Так уж вышло, что все шесть лет своего российского гражданства Николас почти безвыездно провел в Москве. Из провинции видел только подмосковные дачи да дорогу до аэропорта Шереметьево-2. А Россия, оказывается, была совсем другая, вся состоящая из скачков во времени.
Мимо то проплывала деревенька вся сплошь из развалившихся изб: одна-две дымящие трубы, покосившаяся колокольня без креста — прямо картина из Смутного времени. То на пригорке вдруг нарисуется аккуратный, новехонький монастырек, какие строили году этак в 1870-м, когда у русских архитекторов началось нервное расстройство от смешения классического и славянского стилей. А потом откуда ни возьмись — современный, энергичный город, весь в новостройках и рекламах мобильной связи. Отчего одни местности выглядели процветающими, а другие пребывали в запустении, понять было невозможно, и ощущение загадочности игры, которую затеяли время и пространство, еще больше усиливалось.
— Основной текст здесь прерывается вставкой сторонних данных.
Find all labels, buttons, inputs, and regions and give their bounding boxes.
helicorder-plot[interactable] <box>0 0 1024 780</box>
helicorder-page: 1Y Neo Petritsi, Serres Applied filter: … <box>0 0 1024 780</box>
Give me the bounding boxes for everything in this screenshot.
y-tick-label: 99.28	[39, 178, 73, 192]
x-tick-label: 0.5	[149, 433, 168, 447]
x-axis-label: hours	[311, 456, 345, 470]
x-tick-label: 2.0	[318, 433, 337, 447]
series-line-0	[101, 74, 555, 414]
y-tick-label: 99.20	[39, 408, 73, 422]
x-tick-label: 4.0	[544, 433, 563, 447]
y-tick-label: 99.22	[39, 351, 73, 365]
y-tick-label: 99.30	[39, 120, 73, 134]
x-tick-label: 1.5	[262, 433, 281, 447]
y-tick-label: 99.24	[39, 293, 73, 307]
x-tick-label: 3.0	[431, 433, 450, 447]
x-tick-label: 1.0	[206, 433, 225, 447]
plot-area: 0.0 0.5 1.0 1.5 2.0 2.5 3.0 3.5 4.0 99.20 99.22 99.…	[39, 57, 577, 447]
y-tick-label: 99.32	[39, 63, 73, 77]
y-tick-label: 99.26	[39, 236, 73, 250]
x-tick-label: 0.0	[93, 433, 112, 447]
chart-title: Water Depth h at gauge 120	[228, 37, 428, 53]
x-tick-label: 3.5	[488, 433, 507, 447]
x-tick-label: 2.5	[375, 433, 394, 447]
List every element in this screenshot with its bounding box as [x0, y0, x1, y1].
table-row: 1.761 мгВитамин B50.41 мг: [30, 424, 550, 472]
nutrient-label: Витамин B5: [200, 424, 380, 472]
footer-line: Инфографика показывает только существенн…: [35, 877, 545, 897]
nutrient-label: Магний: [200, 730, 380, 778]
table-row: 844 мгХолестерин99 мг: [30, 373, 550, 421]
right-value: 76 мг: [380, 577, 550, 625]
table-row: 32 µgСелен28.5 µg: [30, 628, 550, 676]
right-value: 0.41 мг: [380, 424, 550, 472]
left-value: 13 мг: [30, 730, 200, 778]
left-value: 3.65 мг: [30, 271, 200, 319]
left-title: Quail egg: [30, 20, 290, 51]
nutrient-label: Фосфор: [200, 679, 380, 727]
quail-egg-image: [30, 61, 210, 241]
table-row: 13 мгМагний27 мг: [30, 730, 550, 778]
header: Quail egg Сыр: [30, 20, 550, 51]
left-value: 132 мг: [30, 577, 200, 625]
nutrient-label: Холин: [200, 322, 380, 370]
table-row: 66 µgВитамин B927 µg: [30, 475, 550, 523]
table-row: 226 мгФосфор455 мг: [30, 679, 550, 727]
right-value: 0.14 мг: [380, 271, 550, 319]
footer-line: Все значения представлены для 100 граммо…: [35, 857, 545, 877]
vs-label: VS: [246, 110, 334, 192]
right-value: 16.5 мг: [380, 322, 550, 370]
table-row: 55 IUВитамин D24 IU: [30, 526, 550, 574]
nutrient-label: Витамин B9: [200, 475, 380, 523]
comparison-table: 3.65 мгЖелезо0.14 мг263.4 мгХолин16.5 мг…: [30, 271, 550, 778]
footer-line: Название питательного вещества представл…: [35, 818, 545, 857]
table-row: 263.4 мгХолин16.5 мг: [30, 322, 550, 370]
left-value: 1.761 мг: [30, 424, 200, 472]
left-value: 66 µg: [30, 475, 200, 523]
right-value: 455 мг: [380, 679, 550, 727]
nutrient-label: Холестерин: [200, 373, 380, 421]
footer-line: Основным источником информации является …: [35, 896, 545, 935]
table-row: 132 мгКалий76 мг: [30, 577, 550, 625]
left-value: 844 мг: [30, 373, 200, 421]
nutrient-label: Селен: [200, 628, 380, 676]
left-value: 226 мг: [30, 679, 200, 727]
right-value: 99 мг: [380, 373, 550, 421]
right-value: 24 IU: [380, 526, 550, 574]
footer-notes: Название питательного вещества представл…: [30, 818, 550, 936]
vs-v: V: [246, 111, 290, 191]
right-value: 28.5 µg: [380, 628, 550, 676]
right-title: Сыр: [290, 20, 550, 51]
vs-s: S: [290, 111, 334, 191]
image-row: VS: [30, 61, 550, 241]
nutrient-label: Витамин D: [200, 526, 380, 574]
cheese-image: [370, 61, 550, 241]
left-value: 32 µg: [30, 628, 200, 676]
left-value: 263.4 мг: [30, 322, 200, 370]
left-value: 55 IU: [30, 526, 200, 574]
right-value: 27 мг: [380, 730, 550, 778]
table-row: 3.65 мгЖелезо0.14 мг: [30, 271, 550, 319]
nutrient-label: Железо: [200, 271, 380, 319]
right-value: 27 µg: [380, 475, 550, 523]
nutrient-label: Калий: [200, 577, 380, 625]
На переезде, в пятнадцати километрах от Чудова, железнодорожная часть Никиного путешествия закончилась, дальше нужно было идти пешком.
Миша сунул Фандорину в карман вареное яичко, которым разжился на последней остановке, посоветовал: «Тапки-то обмотай, обезножишь!», и Николас спрыгнул на насыпь.
Поезд еле полз, так что обошлось без членовредительства. Магистр скатился вниз по чистому, выпавшему ночью снежку, отряхнулся и пошел напрямик через поле. Потом, как объяснил Миша, нужно будет взять вправо, пройти по шоссе самую малость и свернуть в лес — там указатель. Божий человек всё знал, везде бывал, в том числе и у лесного старца, нынешней весной. Захотелось посмотреть на святого человека, послушать, что скажет. Но впечатлениями Миша при всей своей словоохотливости делиться не стал, сказал: сам увидишь, и загадочно улыбнулся.
Указатель на шоссе и в самом деле был — деревянный столбик, на нем опрятная табличка: «К ст. Сысою». Ника не сразу догадался, что «ст.» означает «старец», а когда догадался, только головой покачал. Кто бы мог подумать, что из этакого Карабаса Барабаса получится святой старец? Хотя, с другой стороны, разве мало в истории христианства, да и других религий подобных казусов? Из великих грешников праведники получаются более качественные, чем из добропорядочных членов общества. На то оно и Божье чудо.
Дорожка через лес была ухоженная, любовно вымощенная камнями. Эти-то камни и добили Николасову обувку, которая и без того дышала на ладан. Не послушался он Мишу, опытного бродягу, не обвязал истрепавшиеся тапочки тряпками, думая и так дойдет. И вот одна подошва расползлась на куски, через сотню шагов приказала долго жить и вторая. От обуви осталась одна видимость, поэтому, когда вдали показался бревенчатый частокол и увенчанные дубовым крестом ворота, Фандорин свои бессмысленные опорки скинул, припустил — по дорожке в одних носках. Ничего, как-нибудь — вот он уже, скит.
Скит-то скит, да только войти в него оказалось не так просто. У ворот топталась очередь, а за углом ограды обнаружилась автостоянка, где был припаркован сияющий длинный «БMB».
Пришлось встать в хвост, прыгать поочередно то на одной ноге, то на другой.
Перед Фандориным стояла немолодая пара: женщина с бледным, исплаканным лицом, рядом седовласый красавец атлетического сложения. Покосился на Никину куртку (погоны с нее были сняты, но пуговицы с гербами остались), иронически пробасил:
— Зина, погляди, милиционер пришел грехи замаливать. По всей паломнической форме — босой и простоволосый.